J’aime pas. L’art du service en salle dans un restaurant est un savant mélange de traditions et de savoir-faire. De personnalité et de spontanéité.
Est-ce un manuel ou un penchant naturel qui dicte au serveur cette petite phrase apparemment si anodine, si affable qu’elle semble se fondre dans le ballet des gestes?
Quelques mots presque aussi banals que le sempiternel “comment allez-vous?” qui n’appelle le plus souvent guère de réponse. A table, cette politesse d’usage s’intercale entre les plats. “Cela vous a plu?”, “tout s’est bien passé?”, “c’était bon?”.
Je ne sais pas répondre à cela dans un restaurant. Ou plutôt je ne me vois pas répondre autrement que par un sourire convenu et une formule tout faite. “C’était parfait”, “très bien, merci”, “excellent”. Heureusement, la plupart du temps, j’exprime là ma franche satisfaction. Mais il arrive qu’une assiette me déçoive. Que je la trouve ratée. Ou simplement pas extraordinaire.
Sauf que je ne sais pas dire “j’aime pas”. J’imagine aussitôt l’embarras du serveur, la curiosité de la table d’à côté, la question suivante, le service qui soudain se fige, le chef qu’on informe. Une réaction en chaîne dont on ne mesure ni l’issue, ni les conséquences. Alors je l’avoue, j’ai la faiblesse de me retrancher parfois derrière une réponse de circonstance. Ainsi le service est sauf, le chef serein.
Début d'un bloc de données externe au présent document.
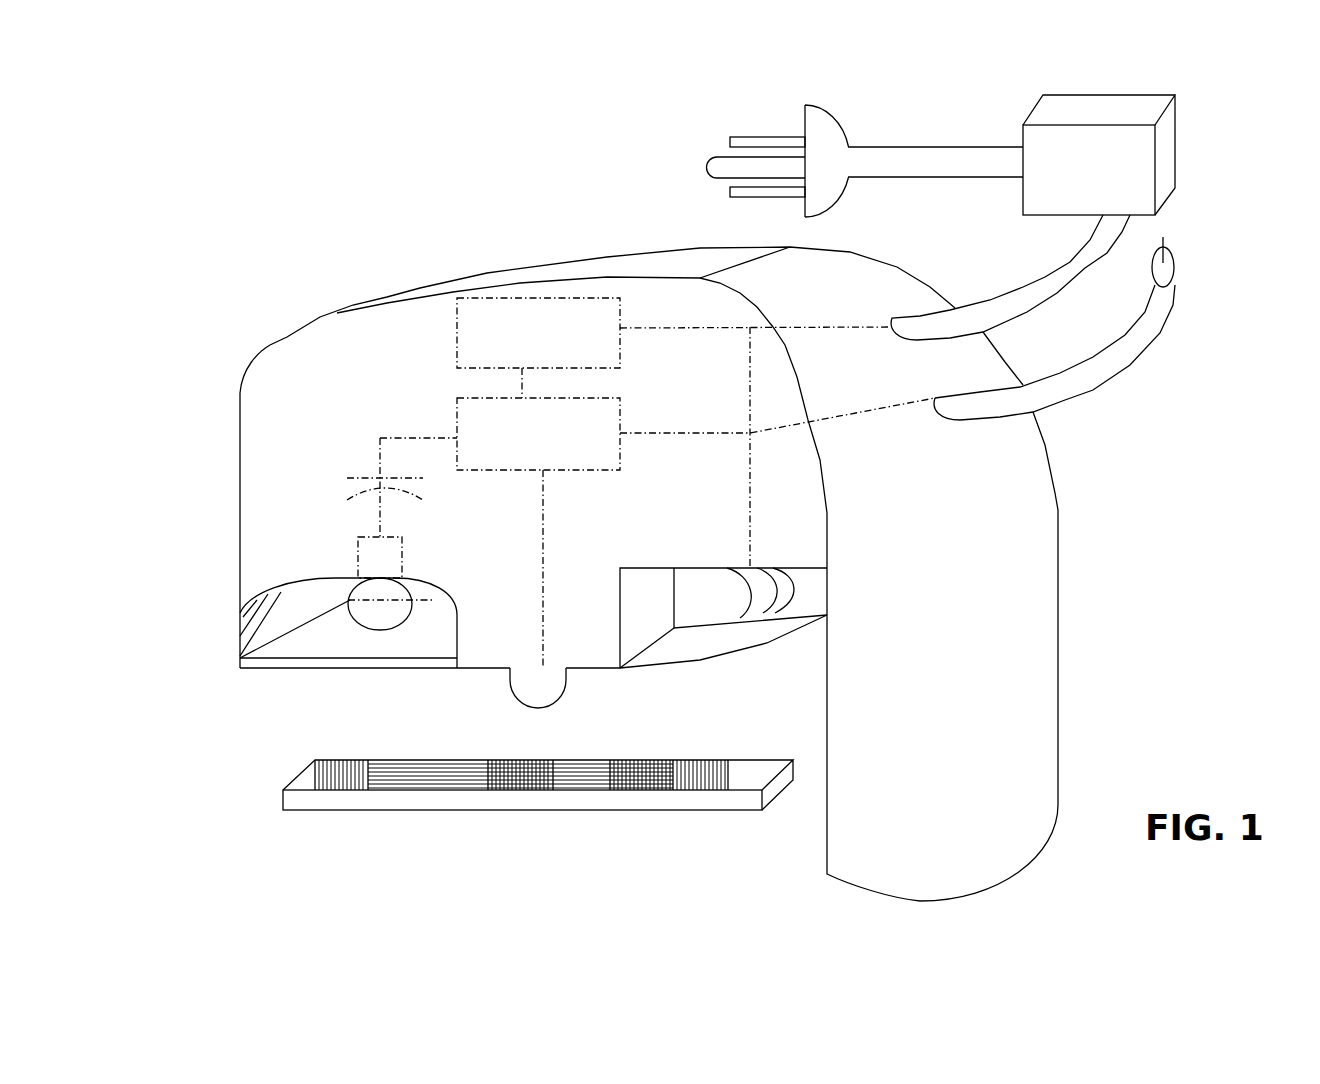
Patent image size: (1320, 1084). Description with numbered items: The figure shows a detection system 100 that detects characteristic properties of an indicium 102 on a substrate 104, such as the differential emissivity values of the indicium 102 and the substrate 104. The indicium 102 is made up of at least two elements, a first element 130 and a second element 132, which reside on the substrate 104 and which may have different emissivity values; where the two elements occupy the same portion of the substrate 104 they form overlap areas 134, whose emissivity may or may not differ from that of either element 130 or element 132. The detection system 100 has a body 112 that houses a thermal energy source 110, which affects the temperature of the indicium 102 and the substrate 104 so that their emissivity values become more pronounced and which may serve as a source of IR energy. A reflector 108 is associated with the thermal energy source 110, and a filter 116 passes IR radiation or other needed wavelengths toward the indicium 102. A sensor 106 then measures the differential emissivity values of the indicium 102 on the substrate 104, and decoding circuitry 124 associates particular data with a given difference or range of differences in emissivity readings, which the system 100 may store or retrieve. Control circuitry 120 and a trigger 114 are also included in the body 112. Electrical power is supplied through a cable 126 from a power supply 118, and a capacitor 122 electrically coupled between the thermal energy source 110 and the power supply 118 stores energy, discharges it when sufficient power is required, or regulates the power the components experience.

Je suis une cliente modèle.
Mais aussi, j’aime à penser que si un plat n’a pas brillé, le suivant peut-être m’éblouira. Je lui laisse sa chance, au cuisinier. Demande-t-on son avis au spectateur à l’entracte ? Et quand bien même le rideau est tombé et le dernier plat emporté, je plaide pour qu’on me laisse méditer autant que digérer. Et exprimer plus tard, ailleurs qu’à table, cet indicible “je n’ai pas aimé”.